Dengan begitu, hanya Bank Mandiri yang mampu bergerak positif pada akhir pekan lalu dan ditutup naik 1,49 persen ke level Rp6.800 per saham.
Setali tiga uang dengan Valdy, Analis Binaartha Sekuritas Muhammad Nafan Aji Gusta Utama menilai saham perbankan memiliki prospek yang bagus untuk jangka pendek dan jangka panjang.
"Bank Mandiri target harga jangka panjang nya di level Rp7.850 per saham dan BCA jangka pendek hingga jangka melemah di level Rp23.150 per saham," ungkap Nafan.
Ia juga setuju kinerja emiten perbankan tetap positif meski suku bunga acuan naik menjadi 4,5 persen. Menurutnya, fundamental emiten perbankan
big cap juga masih terbilang positif.
"Mudah-mudahan suku bunga kredit perbankan ditetapkan pada level yang sama, sebab setahu saya
gap antara tingkat suku bunga BI dengan perbankan memang jauh," sambung Nafan.
Jika perbankan menaikkan suku bunga kreditnya, maka otomatis akan menghambat pertumbuhan kredit yang disalurkan oleh masing-masing perbankan.

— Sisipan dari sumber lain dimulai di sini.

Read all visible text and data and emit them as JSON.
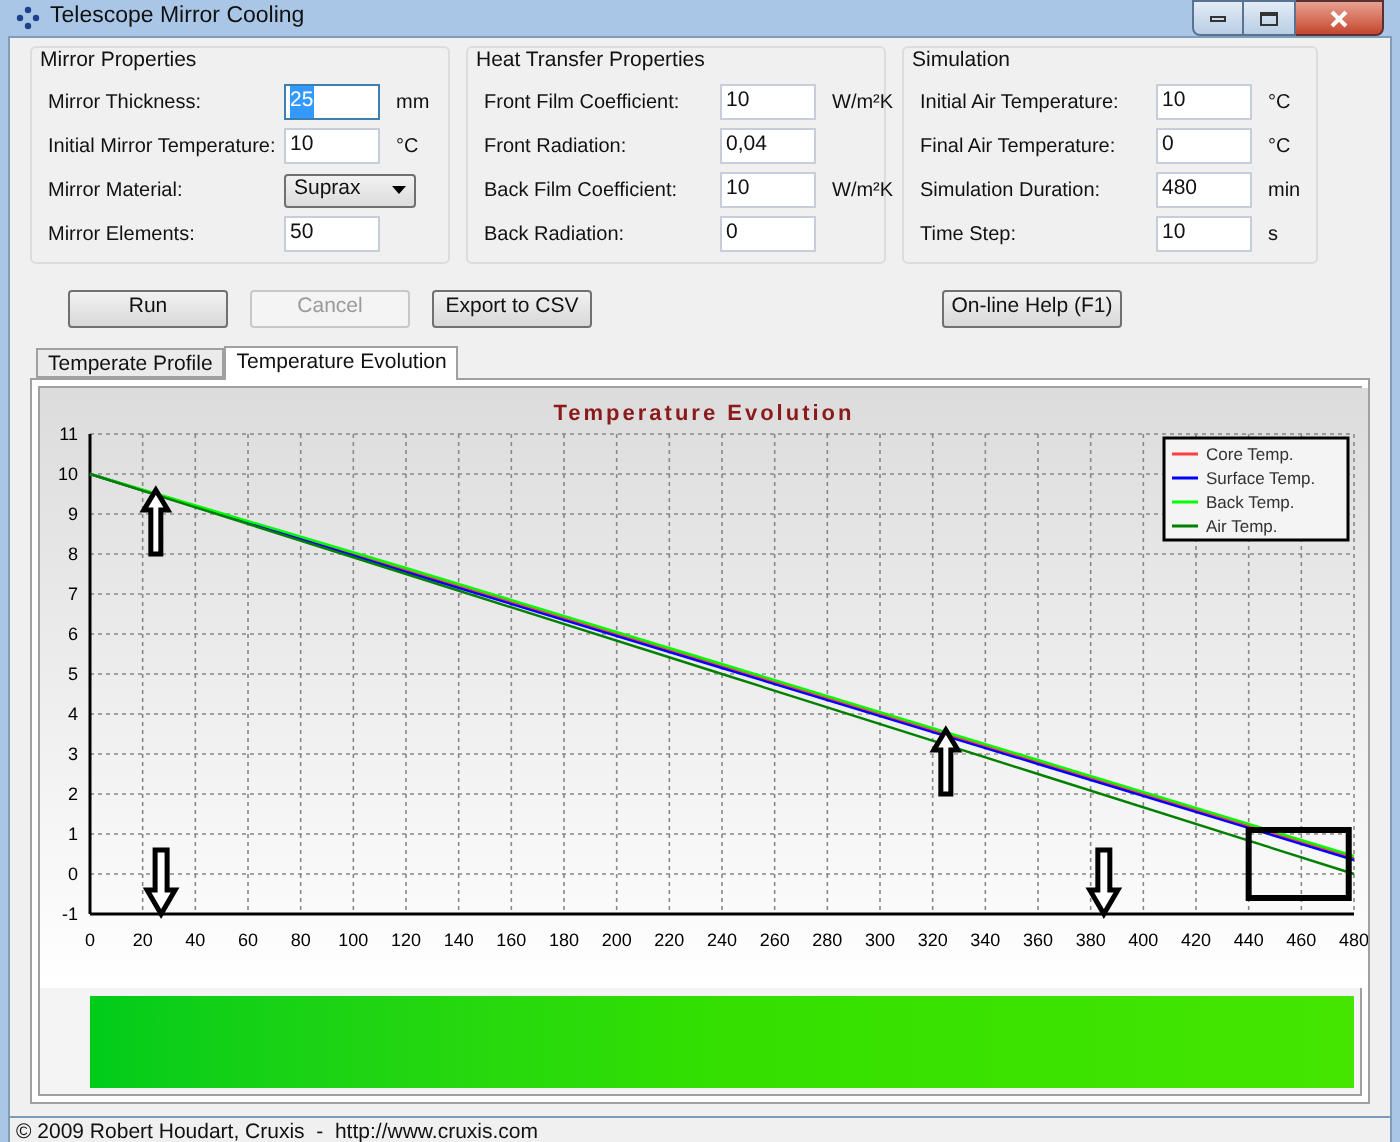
{
  "window": {
    "title": "Telescope Mirror Cooling"
  },
  "groups": [
    {
      "title": "Mirror Properties",
      "fields": [
        {
          "kind": "input",
          "label": "Mirror Thickness:",
          "value": "25",
          "unit": "mm",
          "selected": true
        },
        {
          "kind": "input",
          "label": "Initial Mirror Temperature:",
          "value": "10",
          "unit": "°C",
          "selected": false
        },
        {
          "kind": "select",
          "label": "Mirror Material:",
          "value": "Suprax",
          "selected": false
        },
        {
          "kind": "input",
          "label": "Mirror Elements:",
          "value": "50",
          "selected": false
        }
      ]
    },
    {
      "title": "Heat Transfer Properties",
      "fields": [
        {
          "kind": "input",
          "label": "Front Film Coefficient:",
          "value": "10",
          "unit": "W/m²K",
          "selected": false
        },
        {
          "kind": "input",
          "label": "Front Radiation:",
          "value": "0,04",
          "selected": false
        },
        {
          "kind": "input",
          "label": "Back Film Coefficient:",
          "value": "10",
          "unit": "W/m²K",
          "selected": false
        },
        {
          "kind": "input",
          "label": "Back Radiation:",
          "value": "0",
          "selected": false
        }
      ]
    },
    {
      "title": "Simulation",
      "fields": [
        {
          "kind": "input",
          "label": "Initial Air Temperature:",
          "value": "10",
          "unit": "°C",
          "selected": false
        },
        {
          "kind": "input",
          "label": "Final Air Temperature:",
          "value": "0",
          "unit": "°C",
          "selected": false
        },
        {
          "kind": "input",
          "label": "Simulation Duration:",
          "value": "480",
          "unit": "min",
          "selected": false
        },
        {
          "kind": "input",
          "label": "Time Step:",
          "value": "10",
          "unit": "s",
          "selected": false
        }
      ]
    }
  ],
  "buttons": [
    {
      "label": "Run",
      "disabled": false
    },
    {
      "label": "Cancel",
      "disabled": true
    },
    {
      "label": "Export to CSV",
      "disabled": false
    }
  ],
  "help_button": {
    "label": "On-line Help (F1)"
  },
  "tabs": [
    {
      "label": "Temperate Profile",
      "selected": false
    },
    {
      "label": "Temperature Evolution",
      "selected": true
    }
  ],
  "chart": {
    "chart_data": {
      "type": "line",
      "title": "Temperature Evolution",
      "x": [
        0,
        120,
        240,
        360,
        480
      ],
      "series": [
        {
          "name": "Core Temp.",
          "color": "#ff4040",
          "values": [
            10,
            7.6,
            5.2,
            2.8,
            0.4
          ]
        },
        {
          "name": "Surface Temp.",
          "color": "#0000ff",
          "values": [
            10,
            7.55,
            5.15,
            2.75,
            0.35
          ]
        },
        {
          "name": "Back Temp.",
          "color": "#00ff00",
          "values": [
            10,
            7.65,
            5.25,
            2.85,
            0.45
          ]
        },
        {
          "name": "Air Temp.",
          "color": "#008000",
          "values": [
            10,
            7.5,
            5,
            2.5,
            0
          ]
        }
      ],
      "xlim": [
        0,
        480
      ],
      "ylim": [
        -1,
        11
      ],
      "grid": true,
      "legend": true,
      "xticks": [
        0,
        20,
        40,
        60,
        80,
        100,
        120,
        140,
        160,
        180,
        200,
        220,
        240,
        260,
        280,
        300,
        320,
        340,
        360,
        380,
        400,
        420,
        440,
        460,
        480
      ],
      "yticks": [
        -1,
        0,
        1,
        2,
        3,
        4,
        5,
        6,
        7,
        8,
        9,
        10,
        11
      ]
    }
  },
  "status_bar": {
    "text": "© 2009 Robert Houdart, Cruxis  -  http://www.cruxis.com"
  }
}
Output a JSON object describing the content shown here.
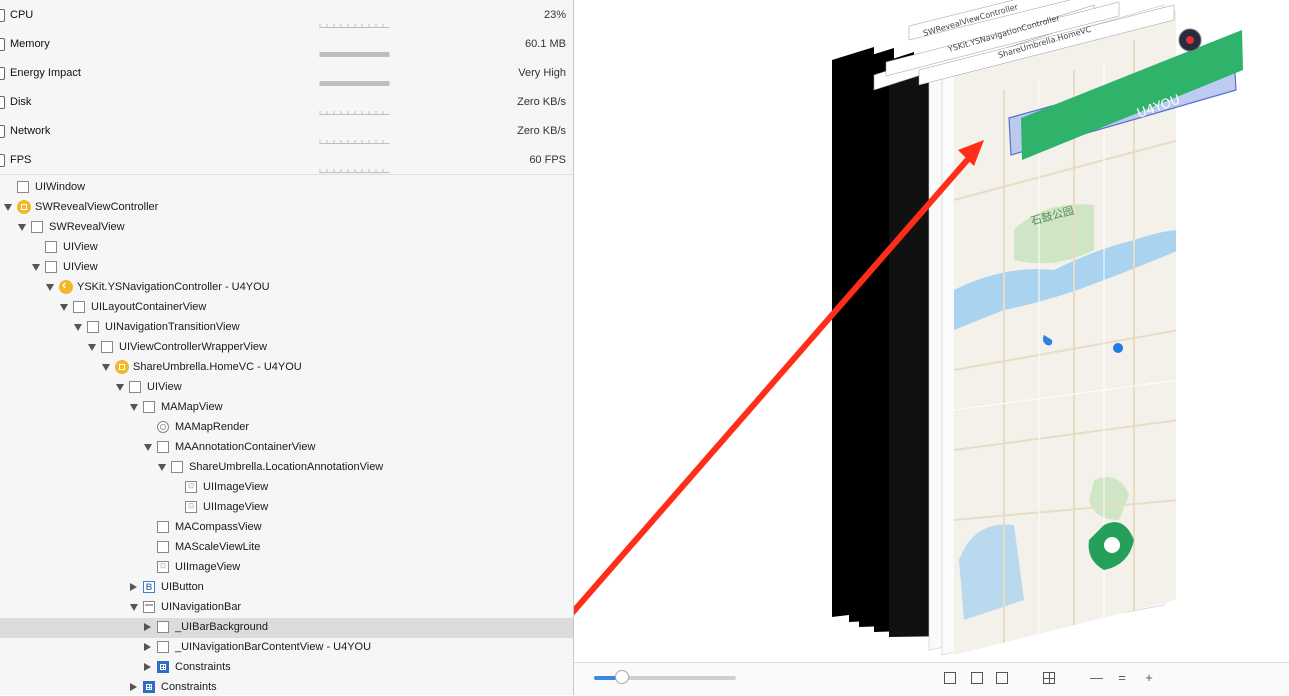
{
  "gauges": [
    {
      "label": "CPU",
      "value": "23%"
    },
    {
      "label": "Memory",
      "value": "60.1 MB"
    },
    {
      "label": "Energy Impact",
      "value": "Very High"
    },
    {
      "label": "Disk",
      "value": "Zero KB/s"
    },
    {
      "label": "Network",
      "value": "Zero KB/s"
    },
    {
      "label": "FPS",
      "value": "60 FPS"
    }
  ],
  "tree": [
    {
      "label": "UIWindow",
      "depth": 0,
      "expander": "none",
      "icon": "view"
    },
    {
      "label": "SWRevealViewController",
      "depth": 0,
      "expander": "down",
      "icon": "vc"
    },
    {
      "label": "SWRevealView",
      "depth": 1,
      "expander": "down",
      "icon": "view"
    },
    {
      "label": "UIView",
      "depth": 2,
      "expander": "none",
      "icon": "view"
    },
    {
      "label": "UIView",
      "depth": 2,
      "expander": "down",
      "icon": "view"
    },
    {
      "label": "YSKit.YSNavigationController - U4YOU",
      "depth": 3,
      "expander": "down",
      "icon": "nav"
    },
    {
      "label": "UILayoutContainerView",
      "depth": 4,
      "expander": "down",
      "icon": "view"
    },
    {
      "label": "UINavigationTransitionView",
      "depth": 5,
      "expander": "down",
      "icon": "view"
    },
    {
      "label": "UIViewControllerWrapperView",
      "depth": 6,
      "expander": "down",
      "icon": "view"
    },
    {
      "label": "ShareUmbrella.HomeVC - U4YOU",
      "depth": 7,
      "expander": "down",
      "icon": "vc"
    },
    {
      "label": "UIView",
      "depth": 8,
      "expander": "down",
      "icon": "view"
    },
    {
      "label": "MAMapView",
      "depth": 9,
      "expander": "down",
      "icon": "view"
    },
    {
      "label": "MAMapRender",
      "depth": 10,
      "expander": "none",
      "icon": "render"
    },
    {
      "label": "MAAnnotationContainerView",
      "depth": 10,
      "expander": "down",
      "icon": "view"
    },
    {
      "label": "ShareUmbrella.LocationAnnotationView",
      "depth": 11,
      "expander": "down",
      "icon": "view"
    },
    {
      "label": "UIImageView",
      "depth": 12,
      "expander": "none",
      "icon": "img"
    },
    {
      "label": "UIImageView",
      "depth": 12,
      "expander": "none",
      "icon": "img"
    },
    {
      "label": "MACompassView",
      "depth": 10,
      "expander": "none",
      "icon": "view"
    },
    {
      "label": "MAScaleViewLite",
      "depth": 10,
      "expander": "none",
      "icon": "view"
    },
    {
      "label": "UIImageView",
      "depth": 10,
      "expander": "none",
      "icon": "img"
    },
    {
      "label": "UIButton",
      "depth": 9,
      "expander": "right",
      "icon": "btn"
    },
    {
      "label": "UINavigationBar",
      "depth": 9,
      "expander": "down",
      "icon": "bar"
    },
    {
      "label": "_UIBarBackground",
      "depth": 10,
      "expander": "right",
      "icon": "view",
      "selected": true
    },
    {
      "label": "_UINavigationBarContentView - U4YOU",
      "depth": 10,
      "expander": "right",
      "icon": "view"
    },
    {
      "label": "Constraints",
      "depth": 10,
      "expander": "right",
      "icon": "cons"
    },
    {
      "label": "Constraints",
      "depth": 9,
      "expander": "right",
      "icon": "cons"
    }
  ],
  "canvas": {
    "layer_titles": [
      "SWRevealViewController",
      "YSKit.YSNavigationController",
      "ShareUmbrella.HomeVC"
    ],
    "nav_title": "U4YOU",
    "map_labels": [
      "石鼓公园"
    ],
    "highlight_color": "#2fb36b",
    "arrow_color": "#ff2d1a"
  },
  "toolbar": {
    "slider_value": 0.2
  }
}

Nafan menilai, selain untuk menstabilkan rupiah, keputusan BI dalam menaikkan suku bunga acuan juga untuk menarik kembali pelaku pasar asing untuk menanamkan dananya di pasar modal.
"Saya rasa kenaikan suku bunga acuan BI juga ditujukan agar pada modal tidak mengalami kenaikan arus modal asing keluar
(capital outflow) yang signifikan," jelas dia.